Auch das OLG München hat entschieden, dass die Vorschrift des § 10 Abs. 1 RVG, wonach ein Rechtsanwalt seine Vergütung nur aufgrund einer von ihm unterzeichneten und dem Auftraggeber mitgeteilten Berechnung einfordern kann, auf einen materiell-rechtlichen Kostenerstattungsanspruch keine Auswirkungen hat (OLG München, Urt. v. 23.5.2014 – 10 U 5007/13).

Erhöhen vorgerichtliche Rechtsanwaltskosten den Streitwert?

Wenn ein Rechtsanwalt zunächst vorgerichtlich tätig wird, fallen hierfür eigene Gebühren an (z.B. Geschäftsgebühr nach Nr. 2300 VV RVG zuzüglich Telekommunikationspauschale zuzüglich Umsatzsteuer). Führen die vorgerichtlichen Bemühungen des Rechtsanwalts nicht weiter und ist eine Klageerhebung notwendig, wird der Kläger regelmäßig darauf bestehen, die vorgerichtlichen Rechtsanwaltskosten mit einzuklagen. In diesem Zusammenhang stellt sich die Frage, ob die vorgerichtlichen Rechtsanwaltskosten den Streitwert erhöhen.

Hierbei ist zu differenzieren:

Ein zusätzlicher Antrag auf Erstattung vorgerichtlicher Anwaltskosten wirkt sich nicht streitwerterhöhend aus.
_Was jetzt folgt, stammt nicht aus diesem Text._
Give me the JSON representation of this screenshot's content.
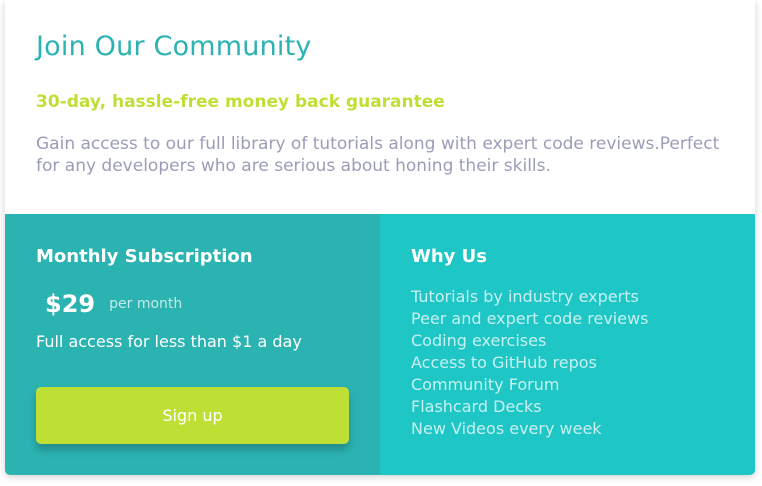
{
  "header": {
    "title": "Join Our Community",
    "guarantee": "30-day, hassle-free money back guarantee",
    "description": "Gain access to our full library of tutorials along with expert code reviews.Perfect for any developers who are serious about honing their skills."
  },
  "subscription": {
    "heading": "Monthly Subscription",
    "price": "$29",
    "period": "per month",
    "note": "Full access for less than $1 a day",
    "button_label": "Sign up"
  },
  "why": {
    "heading": "Why Us",
    "items": [
      "Tutorials by industry experts",
      "Peer and expert code reviews",
      "Coding exercises",
      "Access to GitHub repos",
      "Community Forum",
      "Flashcard Decks",
      "New Videos every week"
    ]
  },
  "colors": {
    "title": "#2bb3b1",
    "accent": "#bedf34",
    "muted_text": "#9b9db8",
    "left_panel": "#2bb3b1",
    "right_panel": "#1ec6c5"
  }
}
Wird ein materiellrechtlicher Kostenerstattungsanspruch neben der Hauptforderung, aus der er sich herleitet, geltend gemacht, ist er von dem Bestehen der Hauptforderung abhängig und stellt deshalb eine Nebenforderung im Sinne von § 4 Abs. 1 ZPO dar, die den Streitwert nicht erhöht.

Werden die vorgerichtlichen Anwaltskosten dagegen alleine mit einer Klage geltend gemacht, ist der Streitwert natürlich nicht Null, sondern bemisst sich an der Höhe der Rechnung (netto oder brutto, je nachdem ob Vorsteuerabzugsberechtigung besteht oder nicht).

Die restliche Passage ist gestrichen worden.